“The key to successful leadership today is influence, not authority.” – Ken Blanchard
Can something like delivering bread be the key to business success? You bet! Sometimes, you may be just the person to do the simplest job.
Case in point. Even though every customer was important, it was always special when I got an appointment with the president of my largest distributor customer. Those meetings could turn to gold – overnight.
That day, Howard, Jr. was giving me his complete attention, at least until his phone rang. His secretary, (that’s what we called them back then,) knew that if it was a customer on the line, Mr. Biggers would want to talk to them.
The call was from a restaurant in Columbia, down the road about 100 miles from his warehouse in Charlotte. From what I could overhear, a case of bread was missing from the customer’s order. The bread had to be delivered before they opened for dinner. Period.
Calmly, Howard, Jr. assured the angry customer that his bread would be at the restaurant’s back door within two hours. That deadline, in itself, would be a challenge on the two-lane Route 21 (the only way to get from Charlotte to Columbia at that time). Traveling up and down that washboard of a road was always slow, and often clogged with tractors returning to the barn in the afternoon.
As Mr. Biggers excused himself, assuring me we would pick it up again soon, I asked why someone else couldn’t deliver the bread?

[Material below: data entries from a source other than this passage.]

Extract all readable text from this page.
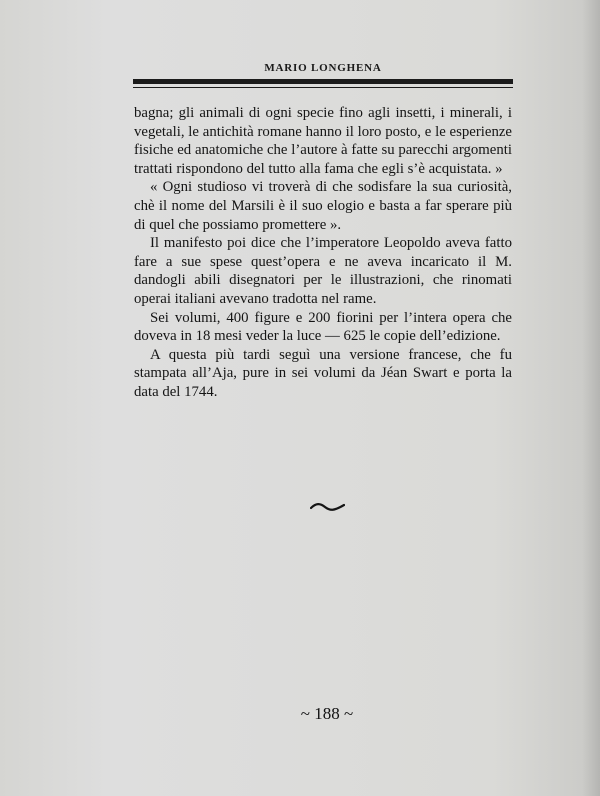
MARIO LONGHENA

bagna; gli animali di ogni specie fino agli insetti, i minerali, i vegetali, le antichità romane hanno il loro posto, e le esperienze fisiche ed anatomiche che l’autore à fatte su parecchi argomenti trattati rispondono del tutto alla fama che egli s’è acquistata. »

« Ogni studioso vi troverà di che sodisfare la sua curiosità, chè il nome del Marsili è il suo elogio e basta a far sperare più di quel che possiamo promettere ».

Il manifesto poi dice che l’imperatore Leopoldo aveva fatto fare a sue spese quest’opera e ne aveva incaricato il M. dandogli abili disegnatori per le illustrazioni, che rinomati operai italiani avevano tradotta nel rame.

Sei volumi, 400 figure e 200 fiorini per l’intera opera che doveva in 18 mesi veder la luce — 625 le copie dell’edizione.

A questa più tardi seguì una versione francese, che fu stampata all’Aja, pure in sei volumi da Jéan Swart e porta la data del 1744.

~ 188 ~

Why would the President waste his time on such an unimportant task?
His answer made perfect sense as I reflected later, “Of course, Bruce, and that’s exactly what my competitors would do, but not me. By delivering the bread myself, I leapfrog over all of them by miles. This customer will remember today for the rest of his life and it’s his perception that I care about!”
He explained how when people only focus on a transaction, they miss the larger opportunity to build a relationship and how building the relationship creates hundreds of added transactions over time. Not just transactions from this customer but from the customer’s friends who hear the story.
Sometimes the smallest job can be the most important, and the person who should do that “little job” might be the last person anyone else would pick.
I didn’t leave his office with the gold I was hoping for that day, but I found something even more valuable.
Howard Biggers, Jr. was a leader. The old fashioned, roll-up-your-sleeves kind who built businesses, not by authority, but by example and influence. If he could take care of a customer, everyone else could as well.
I can’t say if the restaurant owner in Columbia remembers this story, but I sure do, and it has helped me again and again. I learned how much my customer’s perception mattered, and how it was their perception that created the reality of our relationship. While it was each separate transaction, each order written, and fully paid, that determined my income, it was the many relationships that built my business.
How about you? Tell me about people you see building relationships when their competitors are only completing transactions?
If you have owned or worked in a transactional business, did you have conversations on how relationships could lead to more transactions? Will you tell me about those conversations?
Do you know Howard Biggers, Jr.? What’s your favorite story about him?
As always, the conversation starts here.
“In the ordinary choices of every day we begin to change the direction of our lives.” – Eknath Easwaran
Epilogue
In reflection, I missed a bigger opportunity that day. I should have ridden along, to keep him company and continue the conversation, building the relationship. Oh well, there would be other opportunities – so many chances and so many stories.
I like people who see things differently. Do you know people like that? Are you like that? I bet you are.
Bruce, I can imagine a story like this coming right out of Dale Carnegie’s “How To Win Friends and Influence People” The people teaching his classes would have you going out to use a principle like this in a real life situation and report back next week to your classmates on how it worked in the form of a speech, thereby internalizing the principle. Too many of us hear the right stuff, but nothing changes. One of my favorite adages about myself is, “It worked so well, I stopped using it.” So, we have to find a way to use… Read more »
Jim –
How great to have you in the conversation. I am glad you liked the story.
Your adage, “It worked so well, I stopped using it” is a story we both should tell. The best wisdoms are the ones we use over and over.